Una de las primeras cosas que hace Hannah al volver a Riverton es recuperar el arcón chino que está en el ático. La veo hacerlo, aunque ella no lo sabe. La sigo mientras lo coloca cuidadosamente en una bolsa de tela y lo lleva al lago, eludiendo a Emmeline.

Me oculto en el trecho donde el sendero que va de la fuente de Ícaro hasta el lago se hace más angosto y la observo mientras lleva su bolsa por la orilla del lago, hacia el cobertizo de los botes. Se detiene un momento, mira a su alrededor, y yo me agacho entre los arbustos para que no me descubra.

Va hacia la loma, se queda de pie de espaldas a la cresta, y adelanta un pie de modo que el tacón de una de sus botas toque la punta de la otra. Sigue hacia el lago, cuenta tres pasos y se detiene. Repite esos movimientos tres veces. Después se arrodilla en el suelo y abre la bolsa. Saca una pequeña pala, que seguramente cogió cuando Dudley no la veía.

Comienza a cavar. Es difícil al principio, porque la orilla del lago está cubierta de cantos rodados, pero poco después llega hasta la tierra que está debajo y puede trabajar más rápido.
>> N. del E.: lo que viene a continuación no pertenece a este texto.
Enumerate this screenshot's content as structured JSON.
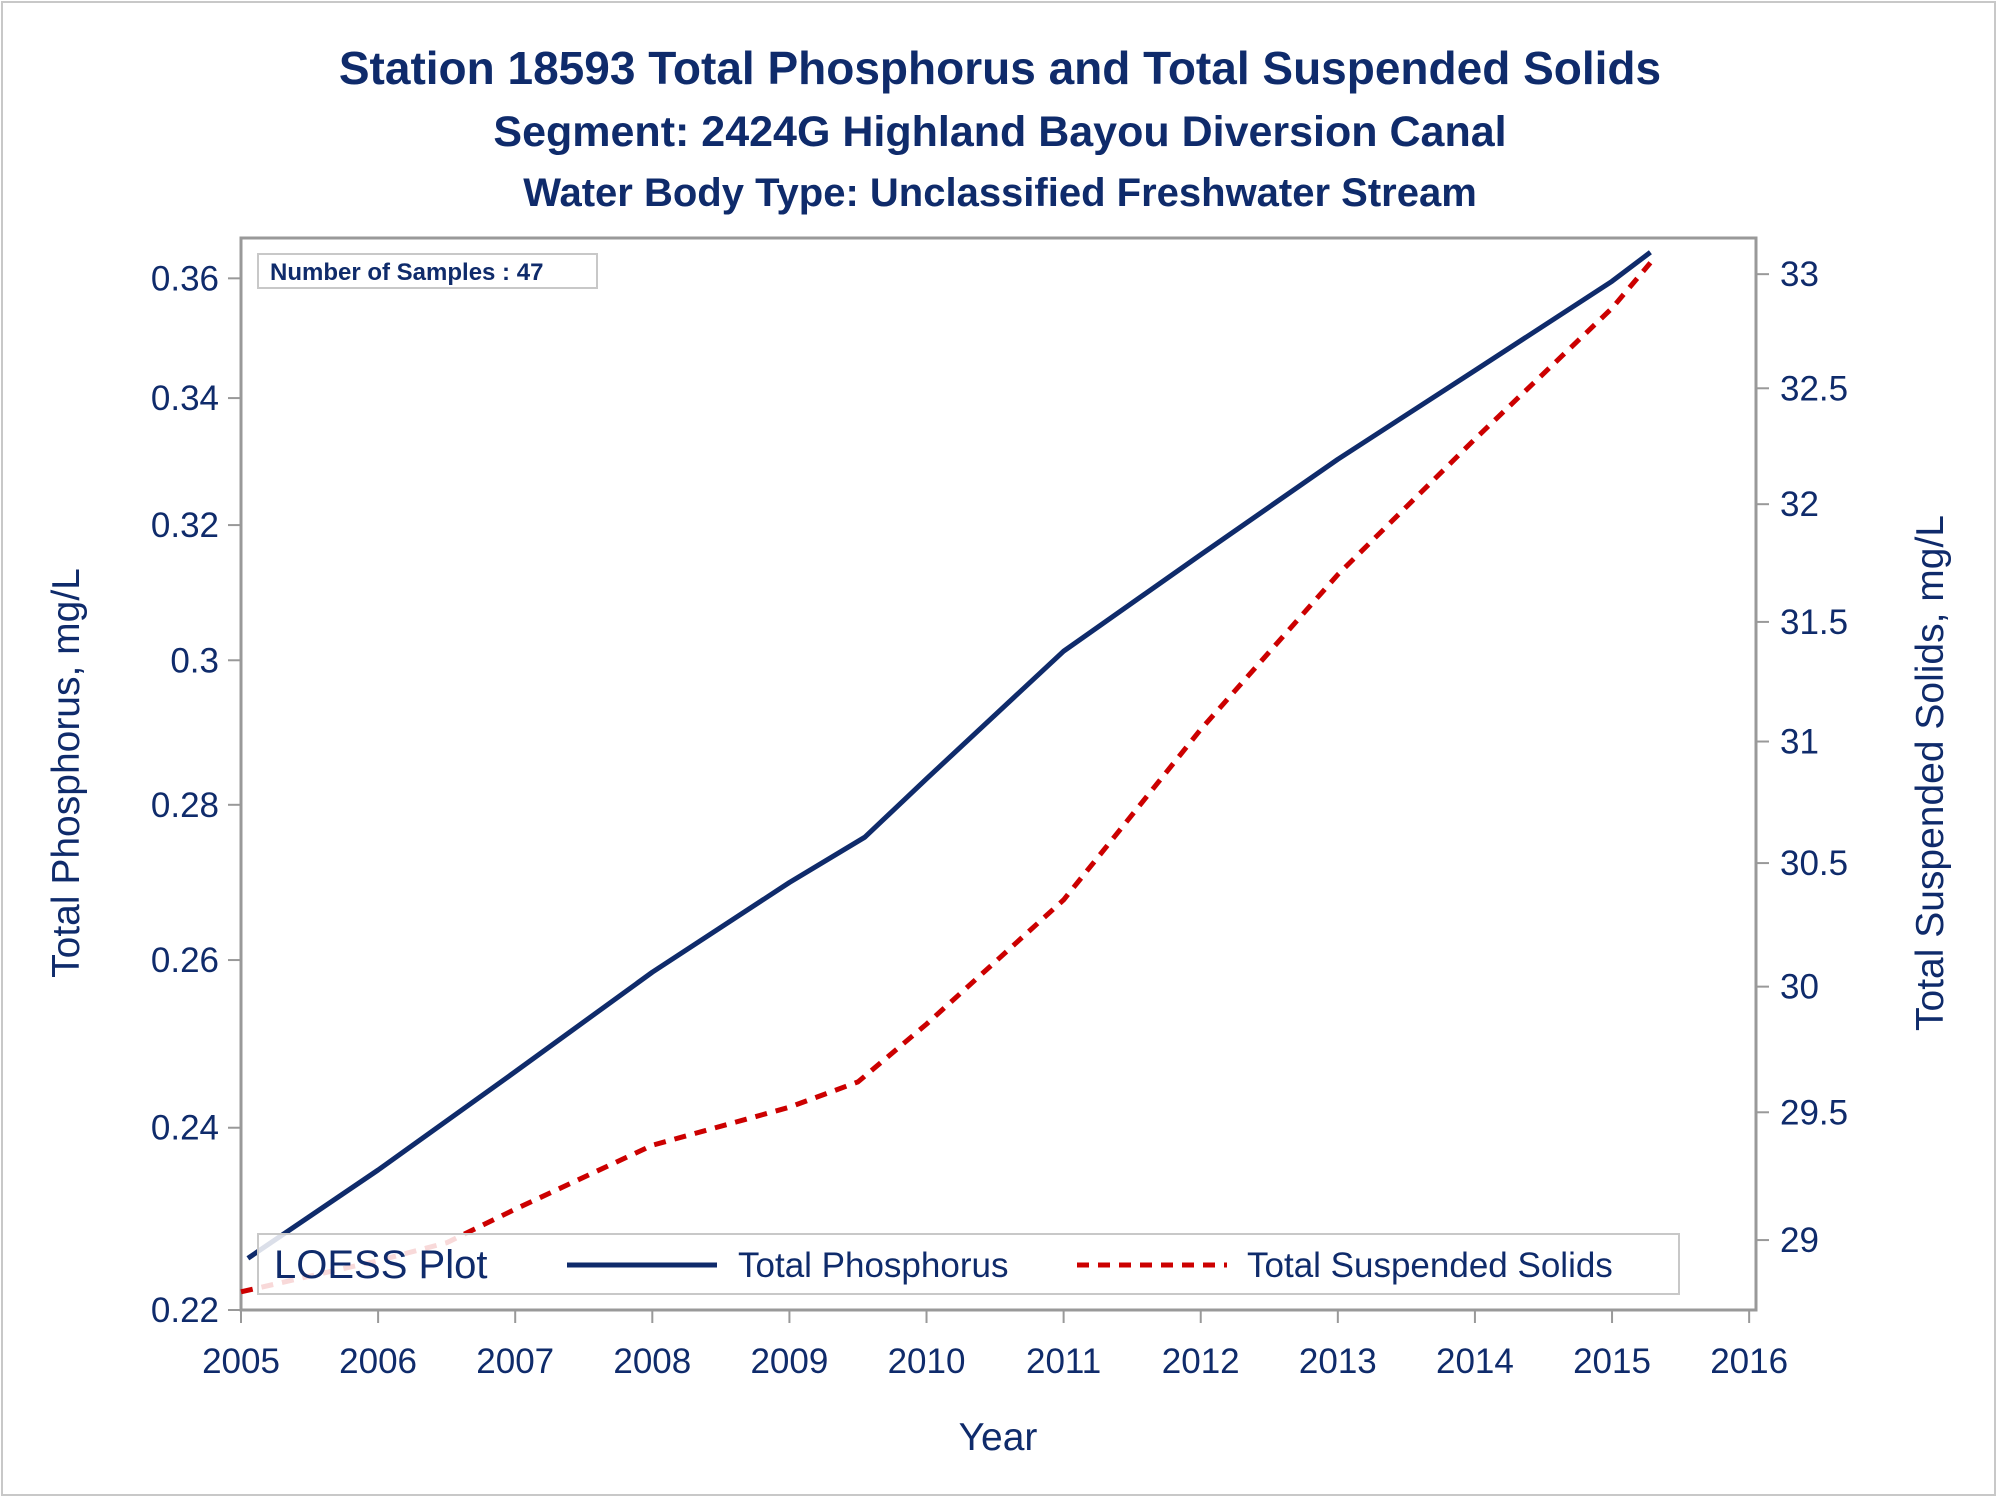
{
  "titles": {
    "line1": "Station 18593  Total Phosphorus and Total Suspended Solids",
    "line2": "Segment: 2424G  Highland Bayou Diversion Canal",
    "line3": "Water Body Type: Unclassified Freshwater Stream"
  },
  "inset": "Number of Samples : 47",
  "legend": {
    "title": "LOESS Plot",
    "entries": [
      "Total Phosphorus",
      "Total Suspended Solids"
    ]
  },
  "colors": {
    "phosphorus": "#0f2b6b",
    "tss": "#cc0000",
    "text": "#0f2b6b",
    "axis": "#999999"
  },
  "chart_data": {
    "type": "line",
    "xlabel": "Year",
    "ylabel": "Total Phosphorus, mg/L",
    "y2label": "Total Suspended Solids, mg/L",
    "xlim": [
      2005,
      2016.05
    ],
    "ylim": [
      0.22,
      0.367
    ],
    "y2lim": [
      28.73,
      33.16
    ],
    "y_scale": "log",
    "y2_scale": "log",
    "x_ticks": [
      2005,
      2006,
      2007,
      2008,
      2009,
      2010,
      2011,
      2012,
      2013,
      2014,
      2015,
      2016
    ],
    "y_ticks": [
      0.22,
      0.24,
      0.26,
      0.28,
      0.3,
      0.32,
      0.34,
      0.36
    ],
    "y_tick_labels": [
      "0.22",
      "0.24",
      "0.26",
      "0.28",
      "0.3",
      "0.32",
      "0.34",
      "0.36"
    ],
    "y2_ticks": [
      29,
      29.5,
      30,
      30.5,
      31,
      31.5,
      32,
      32.5,
      33
    ],
    "y2_tick_labels": [
      "29",
      "29.5",
      "30",
      "30.5",
      "31",
      "31.5",
      "32",
      "32.5",
      "33"
    ],
    "grid": false,
    "legend_position": "bottom-inside",
    "series": [
      {
        "name": "Total Phosphorus",
        "axis": "left",
        "style": "solid",
        "x": [
          2005.05,
          2006.0,
          2007.0,
          2008.0,
          2009.0,
          2009.55,
          2010.0,
          2011.0,
          2012.0,
          2013.0,
          2014.0,
          2015.0,
          2015.28
        ],
        "y": [
          0.2255,
          0.2352,
          0.2465,
          0.2585,
          0.2698,
          0.2757,
          0.2835,
          0.3013,
          0.3155,
          0.3302,
          0.3445,
          0.3595,
          0.3645
        ]
      },
      {
        "name": "Total Suspended Solids",
        "axis": "right",
        "style": "dashed",
        "x": [
          2005.0,
          2006.0,
          2006.5,
          2007.0,
          2008.0,
          2009.0,
          2009.5,
          2010.0,
          2011.0,
          2012.0,
          2013.0,
          2014.0,
          2015.0,
          2015.28
        ],
        "y": [
          28.8,
          28.92,
          28.99,
          29.12,
          29.37,
          29.52,
          29.62,
          29.85,
          30.35,
          31.05,
          31.7,
          32.28,
          32.85,
          33.05
        ]
      }
    ]
  }
}
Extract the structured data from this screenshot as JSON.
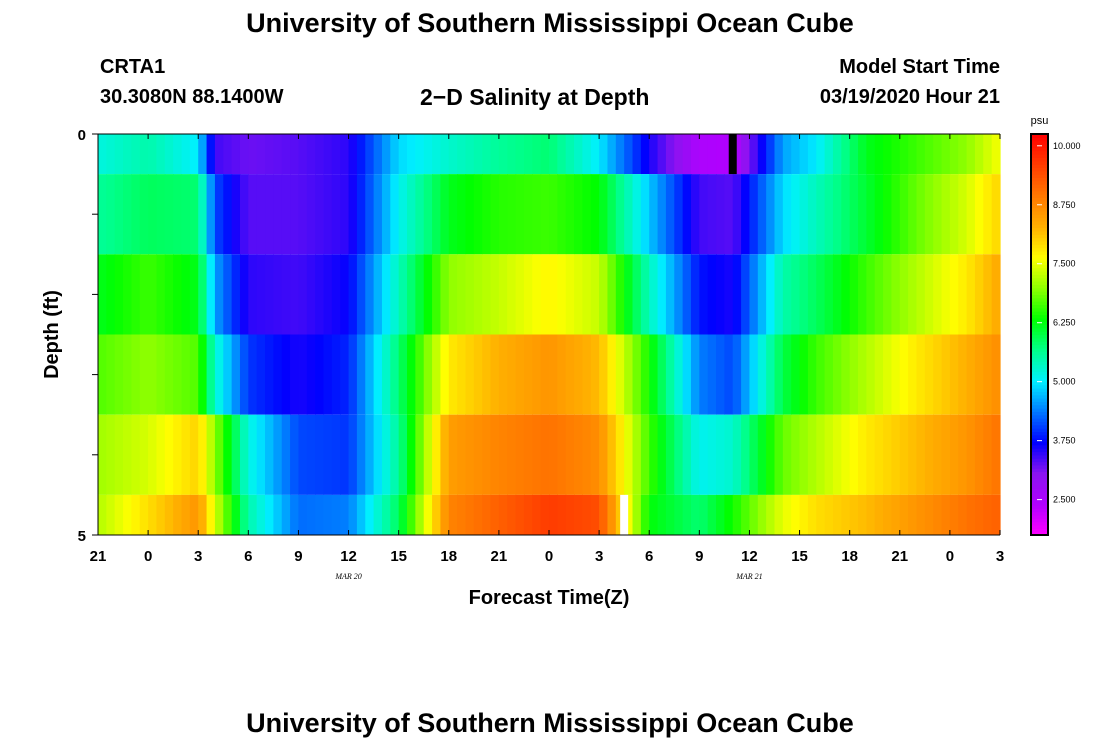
{
  "page_title": "University of Southern Mississippi Ocean Cube",
  "footer_title": "University of Southern Mississippi Ocean Cube",
  "station": {
    "name": "CRTA1",
    "coords": "30.3080N 88.1400W"
  },
  "model": {
    "label": "Model Start Time",
    "start": "03/19/2020 Hour 21"
  },
  "colors": {
    "palette": [
      "#ff00ff",
      "#b200ff",
      "#8a14f0",
      "#0000ff",
      "#0078ff",
      "#00f0ff",
      "#00ff8c",
      "#00ff00",
      "#8cff00",
      "#ffff00",
      "#ffb000",
      "#ff7800",
      "#ff3c00",
      "#ff0000"
    ],
    "marker_black": "#000000",
    "marker_white": "#ffffff"
  },
  "chart_data": {
    "type": "heatmap",
    "title": "2−D Salinity at Depth",
    "xlabel": "Forecast Time(Z)",
    "ylabel": "Depth (ft)",
    "x_tick_labels": [
      "21",
      "0",
      "3",
      "6",
      "9",
      "12",
      "15",
      "18",
      "21",
      "0",
      "3",
      "6",
      "9",
      "12",
      "15",
      "18",
      "21",
      "0",
      "3"
    ],
    "date_labels": [
      {
        "text": "MAR 20",
        "hour": 15
      },
      {
        "text": "MAR 21",
        "hour": 39
      }
    ],
    "x_range_hours": [
      0,
      54
    ],
    "y_range_ft": [
      0,
      5
    ],
    "y_tick_labels": [
      "0",
      "5"
    ],
    "y_minor_ticks": [
      0,
      1,
      2,
      3,
      4,
      5
    ],
    "depth_levels": [
      0,
      1,
      2,
      3,
      4,
      5
    ],
    "time_knots_hours": [
      0,
      3,
      6,
      7,
      9,
      12,
      15,
      18,
      21,
      24,
      27,
      30,
      33,
      36,
      38,
      41,
      43,
      46,
      49,
      52,
      54
    ],
    "values": [
      [
        5.2,
        5.5,
        5.0,
        3.4,
        3.2,
        3.3,
        3.5,
        4.9,
        5.3,
        5.6,
        5.8,
        5.0,
        3.6,
        2.5,
        2.4,
        4.6,
        5.0,
        6.2,
        6.6,
        7.0,
        7.6
      ],
      [
        5.6,
        5.9,
        5.8,
        4.1,
        3.3,
        3.3,
        3.5,
        5.1,
        6.2,
        6.5,
        6.6,
        6.3,
        4.8,
        3.4,
        3.3,
        4.9,
        5.4,
        6.1,
        6.8,
        7.4,
        8.0
      ],
      [
        6.2,
        6.6,
        6.2,
        4.6,
        3.5,
        3.4,
        3.7,
        5.4,
        7.0,
        7.3,
        7.7,
        7.3,
        5.4,
        3.8,
        3.6,
        5.5,
        5.9,
        6.6,
        7.2,
        7.8,
        8.4
      ],
      [
        6.7,
        7.0,
        6.7,
        5.3,
        4.0,
        3.6,
        3.9,
        5.8,
        7.8,
        8.3,
        8.6,
        8.2,
        6.4,
        4.4,
        4.1,
        6.0,
        6.6,
        7.2,
        7.8,
        8.3,
        8.7
      ],
      [
        7.1,
        7.4,
        8.0,
        7.0,
        5.2,
        4.1,
        4.0,
        5.6,
        8.5,
        8.8,
        9.0,
        8.7,
        6.6,
        5.1,
        5.3,
        6.8,
        7.2,
        7.8,
        8.2,
        8.6,
        9.0
      ],
      [
        7.2,
        7.9,
        8.6,
        7.4,
        5.5,
        4.3,
        4.4,
        5.9,
        8.8,
        9.2,
        9.6,
        9.4,
        6.3,
        5.8,
        6.4,
        7.5,
        7.9,
        8.2,
        8.6,
        9.0,
        9.2
      ]
    ],
    "markers": [
      {
        "hour": 38,
        "depth_from": 0,
        "depth_to": 0.5,
        "color": "black"
      },
      {
        "hour": 31.5,
        "depth_from": 4.5,
        "depth_to": 5,
        "color": "white"
      }
    ],
    "colorbar": {
      "unit": "psu",
      "range": [
        1.75,
        10.25
      ],
      "ticks": [
        "2.500",
        "3.750",
        "5.000",
        "6.250",
        "7.500",
        "8.750",
        "10.000"
      ]
    }
  }
}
No interrumpe su tarea hasta que el montículo de tierra que se ha formado a su lado tiene unos treinta centímetros de altura.

Entonces saca de la bolsa el arcón chino y lo introduce en el agujero. Está a punto de cubrirlo con tierra pero duda. Recupera el arcón, lo abre, saca uno de los pequeños libros que guarda en su interior. Abre el relicario que lleva colgado al cuello y oculta el libro. Luego vuelve a poner la caja en el agujero y la entierra.

La dejo a solas a la orilla del lago. El señor Hamilton se preguntará dónde estoy y no está de humor para tolerar faltas. La cocina de Riverton bulle de excitación con los preparativos para la primera celebración desde que comenzara la guerra, y el mayordomo nos ha recalcado que los invitados de esta noche, empresarios e inversionistas, son «Muy Importantes para el Futuro de la Familia».

Y lo eran. Jamás habríamos imaginado cuan importantes.

Capítulo 12

Nuevo

—Dinero fresco —declaró la señora Townsend dirigiéndonos una mirada cómplice a Myra, al señor Hamilton, y por último a mí. Estaba inclinada sobre la mesa de pino venciendo la resistencia de una bola de masa con su rodillo de mármol. Se detuvo y se secó la frente, dejando una estela de harina sobre sus cejas—. Los norteamericanos son expertos en hacer eso —sentenció, con un tono neutro.

—Sí, señora Townsend —aseveró el señor Hamilton, observando el salero y el pimentero de plata que debían ser lustrados—, pero aunque es cierto que la señora Luxton es miembro de la familia Stevenson de Nueva York, creo que estará de acuerdo conmigo en que el señor Luxton es tan inglés como usted o yo. Según
The Times
, es del norte del país. —El señor Hamilton miró a la cocinera por encima de la media montura de sus gafas—. Un hombre que se ha hecho a sí mismo.